Dalam KTT yang juga dihadiri Presiden Joko Widodo itu, Inggris, Jerman, AS dan lainnya mengumumkan kerja sama dengan 17 kontributor yang berkomitmen membantu masyarakat adat dan komunitas lokal dalam melindungi hutan tropis.
“Oleh karena itu saya meminta pemerintah untuk mengupayakan jaminan kesejahteraan kepada kelompok masyarakat adat di Indonesia dari alokasi investasi tersebut. Sebab tujuan besarnya adalah untuk melindungi bumi dari perubahan iklim dan menjaga berkurangnya keanekaragaman hayati,” ucapnya.
Masyarakat adat dan kelompok lokal, kata LaNyalla, memang sudah seharusnya mendapatkan prioritas.

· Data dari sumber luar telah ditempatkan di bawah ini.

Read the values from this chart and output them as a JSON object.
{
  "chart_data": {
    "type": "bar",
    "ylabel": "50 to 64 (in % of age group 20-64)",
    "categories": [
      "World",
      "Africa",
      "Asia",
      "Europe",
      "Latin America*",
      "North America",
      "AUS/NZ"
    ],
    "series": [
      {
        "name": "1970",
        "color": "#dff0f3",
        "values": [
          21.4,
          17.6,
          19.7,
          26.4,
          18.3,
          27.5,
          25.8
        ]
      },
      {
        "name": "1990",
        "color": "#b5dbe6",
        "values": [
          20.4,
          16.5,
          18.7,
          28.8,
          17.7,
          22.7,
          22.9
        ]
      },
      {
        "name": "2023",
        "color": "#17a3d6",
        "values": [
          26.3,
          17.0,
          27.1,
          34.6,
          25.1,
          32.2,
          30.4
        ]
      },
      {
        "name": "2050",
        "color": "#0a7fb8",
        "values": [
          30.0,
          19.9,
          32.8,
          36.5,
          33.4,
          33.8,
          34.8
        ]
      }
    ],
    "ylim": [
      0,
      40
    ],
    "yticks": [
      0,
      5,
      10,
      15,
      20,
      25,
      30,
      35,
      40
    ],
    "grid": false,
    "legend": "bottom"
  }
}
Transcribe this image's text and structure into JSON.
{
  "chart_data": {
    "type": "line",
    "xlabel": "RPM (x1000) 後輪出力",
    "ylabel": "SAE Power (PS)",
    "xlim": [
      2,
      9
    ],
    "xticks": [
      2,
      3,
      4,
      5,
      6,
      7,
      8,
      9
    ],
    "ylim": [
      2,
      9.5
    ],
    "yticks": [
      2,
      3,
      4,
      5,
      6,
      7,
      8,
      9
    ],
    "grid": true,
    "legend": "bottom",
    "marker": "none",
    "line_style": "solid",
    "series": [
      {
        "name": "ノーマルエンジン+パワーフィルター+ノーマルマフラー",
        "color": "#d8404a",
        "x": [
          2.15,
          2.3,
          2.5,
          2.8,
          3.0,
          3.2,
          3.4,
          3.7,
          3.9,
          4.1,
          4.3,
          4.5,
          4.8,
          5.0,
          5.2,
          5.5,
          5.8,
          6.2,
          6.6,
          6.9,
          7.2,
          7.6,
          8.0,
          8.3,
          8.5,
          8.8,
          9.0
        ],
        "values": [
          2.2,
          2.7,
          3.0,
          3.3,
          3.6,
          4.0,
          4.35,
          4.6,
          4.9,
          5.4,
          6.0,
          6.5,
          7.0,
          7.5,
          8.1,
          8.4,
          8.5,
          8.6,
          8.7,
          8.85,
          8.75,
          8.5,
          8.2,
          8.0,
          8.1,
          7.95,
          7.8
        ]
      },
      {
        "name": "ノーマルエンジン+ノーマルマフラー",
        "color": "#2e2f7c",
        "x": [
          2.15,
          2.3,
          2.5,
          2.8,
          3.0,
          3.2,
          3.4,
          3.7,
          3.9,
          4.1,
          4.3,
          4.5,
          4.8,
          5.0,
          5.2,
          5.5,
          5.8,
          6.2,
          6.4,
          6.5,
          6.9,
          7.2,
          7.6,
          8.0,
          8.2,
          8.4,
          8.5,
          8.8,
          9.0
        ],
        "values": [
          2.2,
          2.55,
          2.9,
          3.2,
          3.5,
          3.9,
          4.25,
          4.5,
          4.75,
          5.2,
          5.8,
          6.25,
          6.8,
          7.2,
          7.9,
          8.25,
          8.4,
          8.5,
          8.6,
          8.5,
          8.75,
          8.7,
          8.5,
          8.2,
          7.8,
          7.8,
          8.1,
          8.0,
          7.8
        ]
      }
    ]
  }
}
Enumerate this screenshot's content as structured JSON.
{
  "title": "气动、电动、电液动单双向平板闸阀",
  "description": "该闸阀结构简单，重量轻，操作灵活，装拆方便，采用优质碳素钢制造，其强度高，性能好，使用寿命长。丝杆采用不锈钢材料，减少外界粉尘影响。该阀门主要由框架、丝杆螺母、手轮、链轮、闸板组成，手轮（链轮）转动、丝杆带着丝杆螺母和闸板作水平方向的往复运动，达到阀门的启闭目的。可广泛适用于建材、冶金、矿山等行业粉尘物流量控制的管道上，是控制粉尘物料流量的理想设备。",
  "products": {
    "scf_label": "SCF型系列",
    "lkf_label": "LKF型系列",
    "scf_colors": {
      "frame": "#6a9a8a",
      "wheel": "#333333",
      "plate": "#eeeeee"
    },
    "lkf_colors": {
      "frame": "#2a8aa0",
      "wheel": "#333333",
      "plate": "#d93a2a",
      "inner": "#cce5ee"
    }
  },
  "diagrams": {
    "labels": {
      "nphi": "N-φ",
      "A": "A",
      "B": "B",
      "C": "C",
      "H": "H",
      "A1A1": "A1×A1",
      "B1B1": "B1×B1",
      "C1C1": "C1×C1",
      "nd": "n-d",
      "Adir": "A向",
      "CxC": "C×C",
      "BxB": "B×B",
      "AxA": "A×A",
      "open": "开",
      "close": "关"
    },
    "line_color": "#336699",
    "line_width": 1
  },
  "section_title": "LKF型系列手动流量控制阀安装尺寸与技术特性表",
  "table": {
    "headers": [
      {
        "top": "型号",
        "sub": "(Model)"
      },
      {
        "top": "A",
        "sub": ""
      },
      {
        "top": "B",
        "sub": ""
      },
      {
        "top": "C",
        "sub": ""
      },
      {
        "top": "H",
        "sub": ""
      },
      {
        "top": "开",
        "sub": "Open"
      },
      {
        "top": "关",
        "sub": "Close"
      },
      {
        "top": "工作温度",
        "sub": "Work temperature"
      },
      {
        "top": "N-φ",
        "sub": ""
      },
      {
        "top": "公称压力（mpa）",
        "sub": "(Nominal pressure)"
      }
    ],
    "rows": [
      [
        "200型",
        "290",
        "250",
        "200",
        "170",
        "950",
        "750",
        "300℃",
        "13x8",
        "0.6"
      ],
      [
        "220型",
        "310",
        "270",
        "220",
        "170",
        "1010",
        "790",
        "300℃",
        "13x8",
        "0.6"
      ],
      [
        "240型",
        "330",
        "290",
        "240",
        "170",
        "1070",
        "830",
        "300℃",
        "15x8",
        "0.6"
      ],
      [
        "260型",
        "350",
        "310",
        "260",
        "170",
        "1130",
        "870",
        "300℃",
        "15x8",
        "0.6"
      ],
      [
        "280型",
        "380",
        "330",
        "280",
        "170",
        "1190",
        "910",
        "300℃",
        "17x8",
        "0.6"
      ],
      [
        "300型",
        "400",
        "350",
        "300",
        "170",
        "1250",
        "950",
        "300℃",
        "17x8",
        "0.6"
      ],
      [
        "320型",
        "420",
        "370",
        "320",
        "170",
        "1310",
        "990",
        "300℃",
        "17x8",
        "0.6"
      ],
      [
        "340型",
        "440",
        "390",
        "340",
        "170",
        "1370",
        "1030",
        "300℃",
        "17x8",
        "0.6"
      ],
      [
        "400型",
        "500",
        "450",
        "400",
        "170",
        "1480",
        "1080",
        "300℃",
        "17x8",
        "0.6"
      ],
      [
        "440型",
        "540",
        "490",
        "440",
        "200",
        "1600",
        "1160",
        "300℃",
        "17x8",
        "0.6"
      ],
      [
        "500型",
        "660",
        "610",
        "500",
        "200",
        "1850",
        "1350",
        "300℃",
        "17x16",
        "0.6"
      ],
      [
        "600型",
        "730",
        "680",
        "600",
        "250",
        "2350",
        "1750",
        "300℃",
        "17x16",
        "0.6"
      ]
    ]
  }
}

Ia juga menegaskan bahwa masyarakat adat dan komunitas lokal dari seluruh dunia merupakan kunci solusi perubahan iklim.
Maka, lanjut dia, pemerintah harus menjadikan mitra, mengakui lebih jauh dan memajukan peran masyarakat adat tersebut.
“Selama ini masih banyak terjadi sengketa atau permasalahan kepemilikan tanah dan hak kepemilikan dari masyarakat adat ini di berbagai tempat. Persoalan ini harus diselesaikan dengan baik. Mereka harus diberi penguatan terhadap tanah ulayat atau tanah adatnya,” kata dia.
Dalam KTT COP 26, Presiden Jokowi menyampaikan komitmen Indonesia dalam penanganan perubahan iklim.
Indonesia akan terus berkontribusi dalam penanganan perubahan iklim melalui rehabilitasi hutan mangrove dan lahan kritis yang ditargetkan pada 2030 untuk menyerap karbon bersih.